Ia menjabarkan, teknologi merupakan produk kebudayaan. Di dalam perkembangannya, teknologi berpengaruh pada perubahan budaya, misalnya dari analog menjadi digital.
ADVERTISEMENT
SCROLL TO RESUME CONTENT
Pada intinya, menurut Karlina, manusia memberikan makna pada teknologi melalui nilai dan kepercayaan yang mereka anut. Nilai ini tidak diciptakan oleh teknologi, tetapi tumbuh dan berkembang di masyarakat secara turun-temurun. Contohnya adalah nilai perdamaian, kebajikan, dan saling menghormati.
Karlina mengingatkan, teknologi sepenuhnya ialah ciptaan manusia. Tujuannya untuk membantu manusia menyelesaikan masalah yang mereka hadapi sehari-hari. Hendaknya manusia sejak awal dididik untuk memanfaatkan teknologi dengan bijak.

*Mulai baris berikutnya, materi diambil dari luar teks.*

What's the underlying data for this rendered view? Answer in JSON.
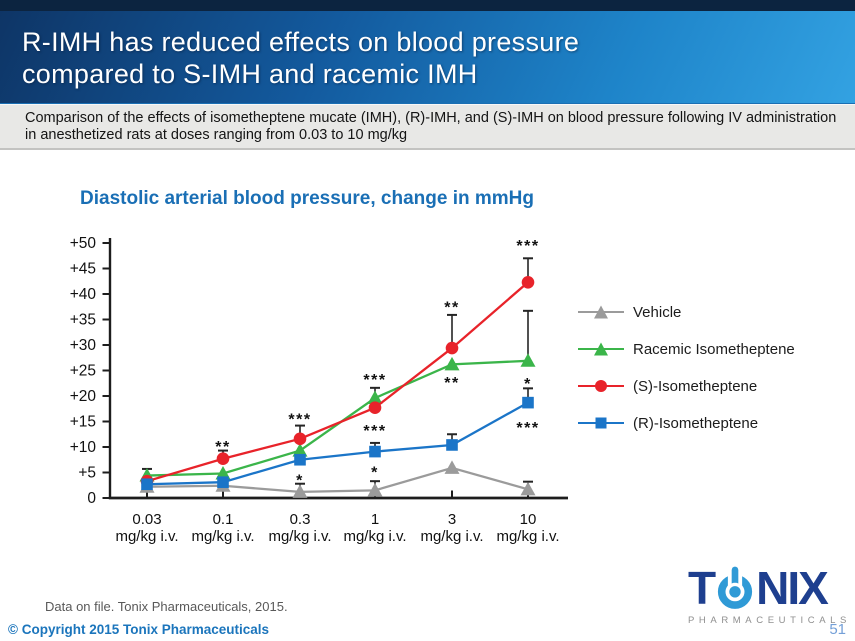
{
  "slide": {
    "title_line1": "R-IMH has reduced effects on blood pressure",
    "title_line2": "compared to S-IMH and racemic IMH",
    "subtitle": "Comparison of the effects of isometheptene mucate (IMH), (R)-IMH, and (S)-IMH on blood pressure following IV administration in anesthetized rats at doses ranging from 0.03 to 10 mg/kg",
    "footnote": "Data on file. Tonix Pharmaceuticals, 2015.",
    "copyright": "© Copyright 2015 Tonix Pharmaceuticals",
    "page_number": "51",
    "logo": {
      "part1": "T",
      "part2": "N",
      "part3": "IX",
      "icon": "power-button-icon",
      "brand_sub": "PHARMACEUTICALS"
    }
  },
  "colors": {
    "accent_blue": "#1b75bc",
    "chart_title_blue": "#1a6fb5",
    "logo_navy": "#1e3f8f",
    "logo_light_blue": "#2f9ad6",
    "page_number_blue": "#74a0d8",
    "axis_black": "#1d1d1d"
  },
  "chart_data": {
    "type": "line",
    "title": "Diastolic arterial blood pressure, change in mmHg",
    "x_categories": [
      "0.03",
      "0.1",
      "0.3",
      "1",
      "3",
      "10"
    ],
    "x_unit": "mg/kg i.v.",
    "ylabel": "change in mmHg",
    "ylim": [
      0,
      50
    ],
    "ytick_step": 5,
    "ytick_labels": [
      "0",
      "+5",
      "+10",
      "+15",
      "+20",
      "+25",
      "+30",
      "+35",
      "+40",
      "+45",
      "+50"
    ],
    "grid": false,
    "legend_position": "right",
    "series": [
      {
        "name": "Vehicle",
        "color": "#9b9b9b",
        "marker": "triangle",
        "values": [
          2.2,
          2.4,
          1.2,
          1.5,
          5.9,
          1.7
        ],
        "err_up": [
          0,
          0,
          1.6,
          1.8,
          0,
          1.5
        ]
      },
      {
        "name": "Racemic Isometheptene",
        "color": "#3bb54a",
        "marker": "triangle",
        "values": [
          4.4,
          4.8,
          9.3,
          19.6,
          26.2,
          26.9
        ],
        "err_up": [
          1.3,
          0,
          0,
          2.0,
          0,
          9.8
        ]
      },
      {
        "name": "(S)-Isometheptene",
        "color": "#e8232a",
        "marker": "circle",
        "values": [
          3.3,
          7.7,
          11.6,
          17.7,
          29.4,
          42.3
        ],
        "err_up": [
          0,
          1.6,
          2.6,
          0,
          6.5,
          4.7
        ]
      },
      {
        "name": "(R)-Isometheptene",
        "color": "#1b75c8",
        "marker": "square",
        "values": [
          2.7,
          3.1,
          7.5,
          9.1,
          10.4,
          18.7
        ],
        "err_up": [
          0,
          0,
          0,
          1.7,
          2.1,
          2.8
        ]
      }
    ],
    "annotations": [
      {
        "x_index": 1,
        "symbol": "**",
        "y": 11.2
      },
      {
        "x_index": 2,
        "symbol": "***",
        "y": 16.6
      },
      {
        "x_index": 2,
        "symbol": "*",
        "y": 4.6
      },
      {
        "x_index": 3,
        "symbol": "***",
        "y": 24.3
      },
      {
        "x_index": 3,
        "symbol": "***",
        "y": 14.3
      },
      {
        "x_index": 3,
        "symbol": "*",
        "y": 6.2
      },
      {
        "x_index": 4,
        "symbol": "**",
        "y": 38.5
      },
      {
        "x_index": 4,
        "symbol": "**",
        "y": 23.7
      },
      {
        "x_index": 5,
        "symbol": "***",
        "y": 50.6
      },
      {
        "x_index": 5,
        "symbol": "*",
        "y": 23.5
      },
      {
        "x_index": 5,
        "symbol": "***",
        "y": 14.9
      }
    ]
  }
}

Sepanjang sejarah manusia, kehadiran teknologi baru memang kerap membawa kepanikan di masyarakat. Hal ini karena perkembangan teknologi selalu memberikan akses pada hal-hal yang sebelumnya tidak bisa diraih oleh khalayak awam.
“Akses pada hal-hal baru ini mengakibatkan euforia di masyarakat. Sering kali masyarakat terlena ketika menggunakan teknologi. Mereka melupakan etika dan etiket,” ujar Karlina seusai seminar.

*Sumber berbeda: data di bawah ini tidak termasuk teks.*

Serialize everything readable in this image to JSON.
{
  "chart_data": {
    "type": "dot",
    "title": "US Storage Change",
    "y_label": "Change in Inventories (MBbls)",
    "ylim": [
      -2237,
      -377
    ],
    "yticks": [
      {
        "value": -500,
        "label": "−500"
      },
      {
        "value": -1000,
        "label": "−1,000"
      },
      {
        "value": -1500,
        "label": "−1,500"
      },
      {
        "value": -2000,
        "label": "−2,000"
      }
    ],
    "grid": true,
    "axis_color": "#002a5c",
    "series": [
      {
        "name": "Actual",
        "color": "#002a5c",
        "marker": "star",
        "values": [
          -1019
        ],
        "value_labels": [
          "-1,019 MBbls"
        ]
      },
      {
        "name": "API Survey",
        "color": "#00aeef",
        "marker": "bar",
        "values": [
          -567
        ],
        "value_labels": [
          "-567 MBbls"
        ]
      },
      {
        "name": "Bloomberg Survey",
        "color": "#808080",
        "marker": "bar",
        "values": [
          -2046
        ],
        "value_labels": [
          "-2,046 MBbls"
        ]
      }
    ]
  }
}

Ia menerangkan, permasalahan yang sering terjadi ialah masyarakat sering menganggap teknologi merupakan suatu kebenaran. Padahal, teknologi merupakan alat dan cara untuk mencapai suatu tujuan.
Miskin pengetahuan
Karlina mengatakan, teknologi memungkinkan manusia mengumpulkan informasi sebanyak mungkin. Namun, informasi bukan pengetahuan. “Pengetahuan ialah kemampuan menyaring, mengolah, menganalisis, dan menyimpulkan informasi,” ujarnya.

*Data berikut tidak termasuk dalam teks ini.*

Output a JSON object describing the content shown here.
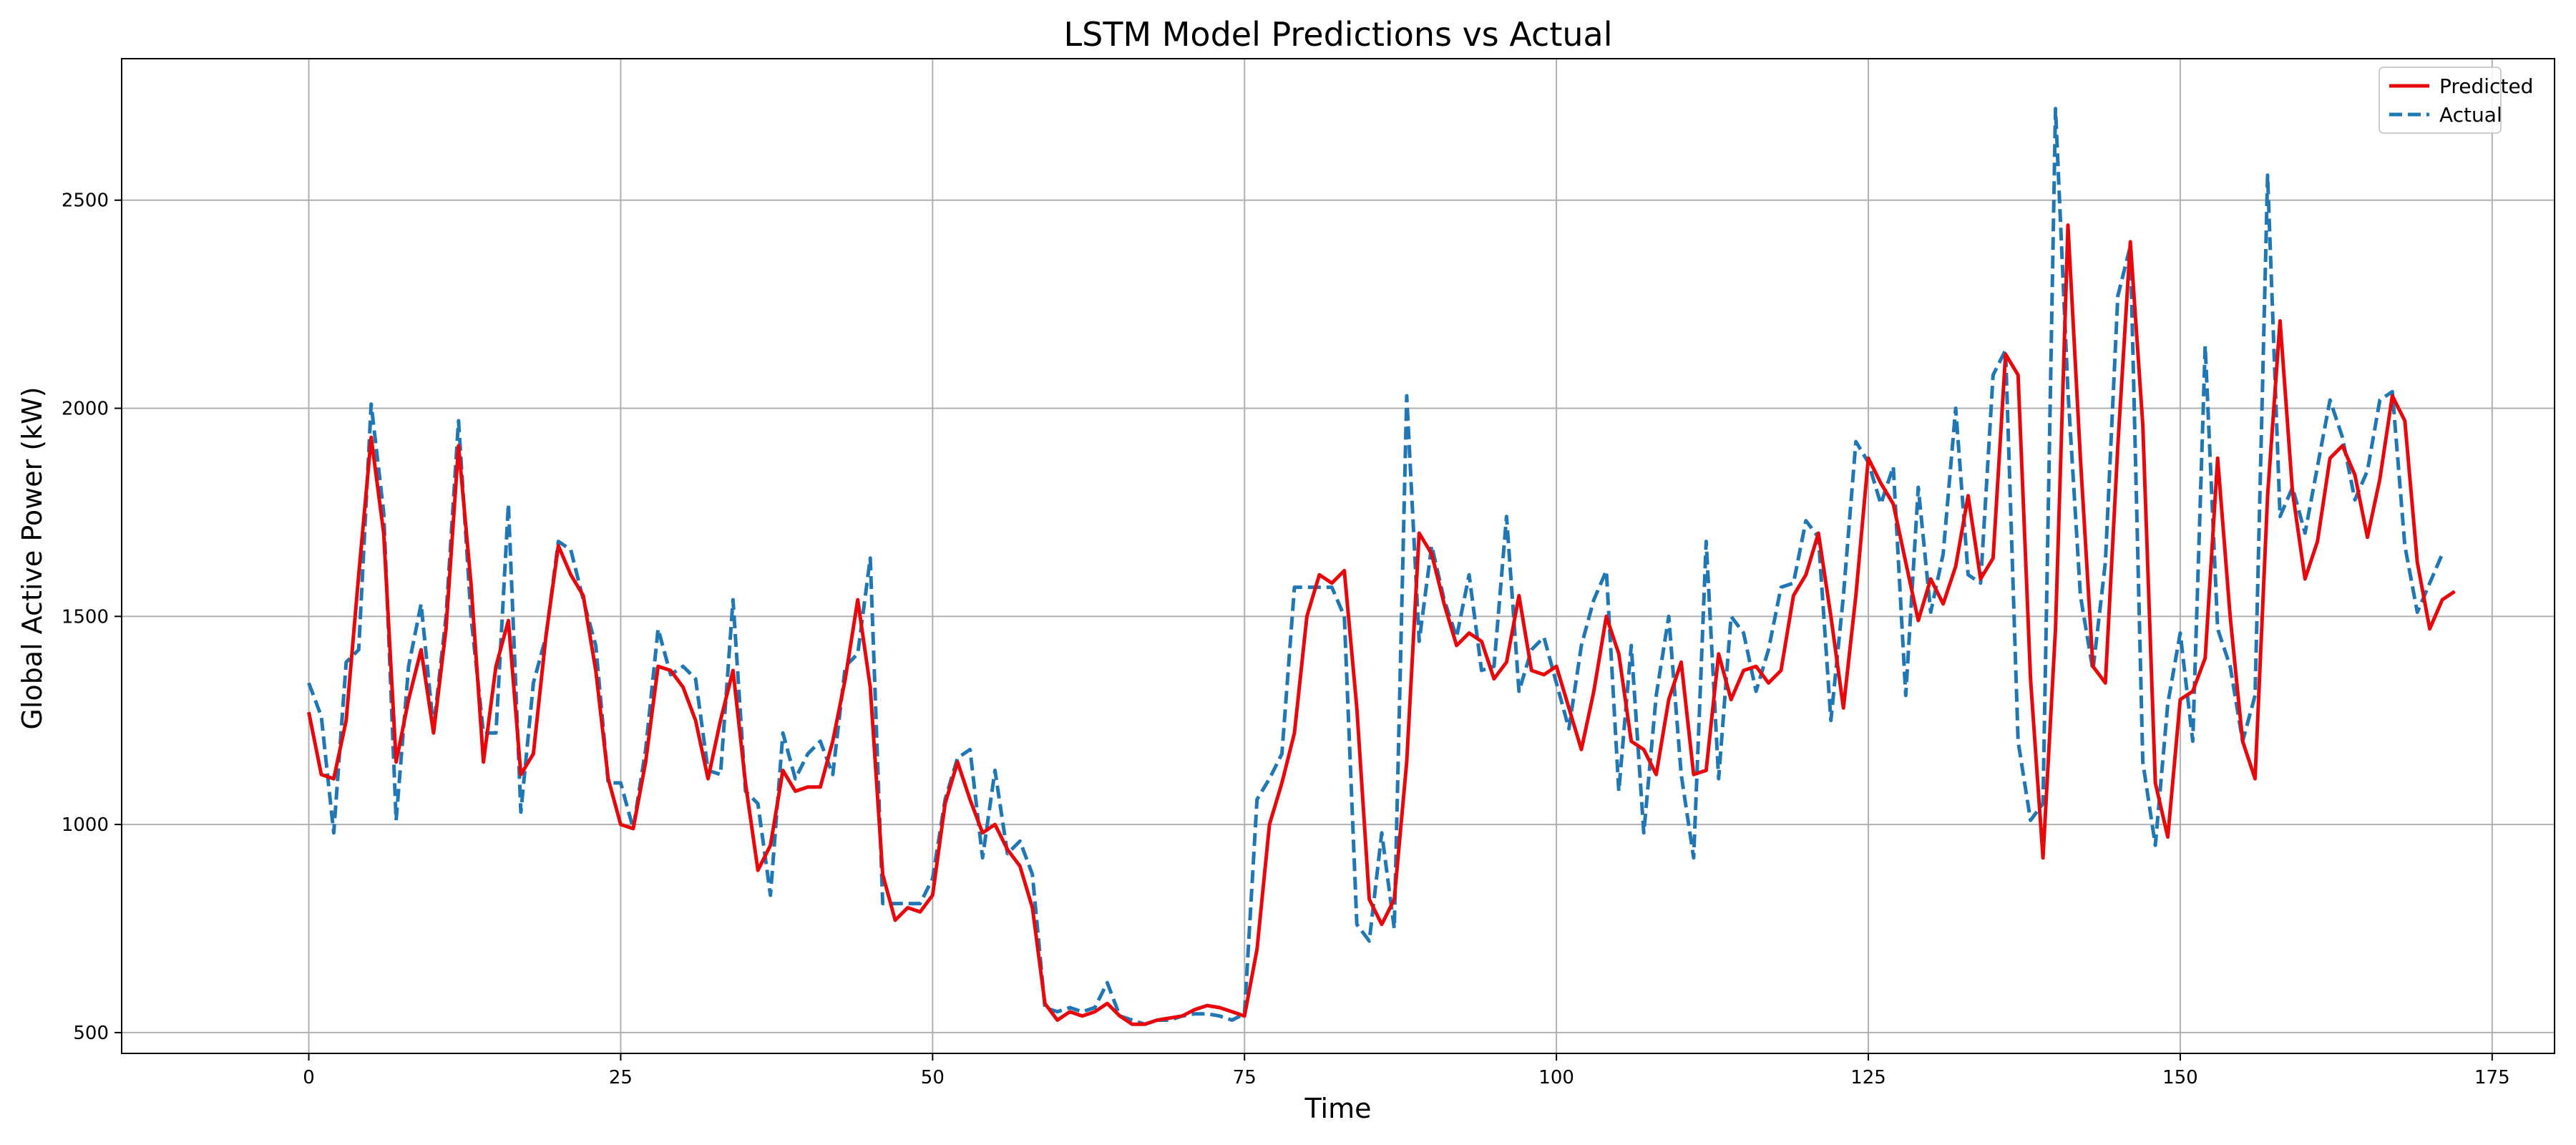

Permasalahannya, kata Karlina, masyarakat sering mengira informasi adalah pengetahuan. Akibatnya, proses menelaah dan memverifikasi informasi untuk mencari kebenaran dilewati.
Ia menambahkan, banjir informasi diperparah kondisi penggunaan algoritma dalam media sosial untuk mengumpulkan hal- hal spesifik yang disukai para pemilik akun media sosial. Akibatnya, pemilik akun tersebut setiap kali membuka internet, terutama media sosial, hanya disuguhi topik yang ia sukai.
Hal ini paradoks dengan perkembangan teknologi. Di satu sisi, akses informasi meluas. Namun, di sisi lain, orang hanya dikelilingi dengan informasi yang mereka sukai. Pengetahuan otomatis tidak berkembang.
Justru yang terjadi adalah semakin luas akses, semakin primordial (hanya bergaul dengan komunitas yang memiliki ketertarikan serupa, baik dari sisi etnis, agama dan kepercayaan, maupun ideologi politik) pola pikir masyarakat.
Hal mendasar dalam pendidikan manusia untuk memanfaatkan emosi ialah dengan mengenal berbagai jenis emosi dan cara mengelolanya. Emosi yang tak terkendali tidak akan bisa diekspresikan dengan baik dan berisiko memicu konflik.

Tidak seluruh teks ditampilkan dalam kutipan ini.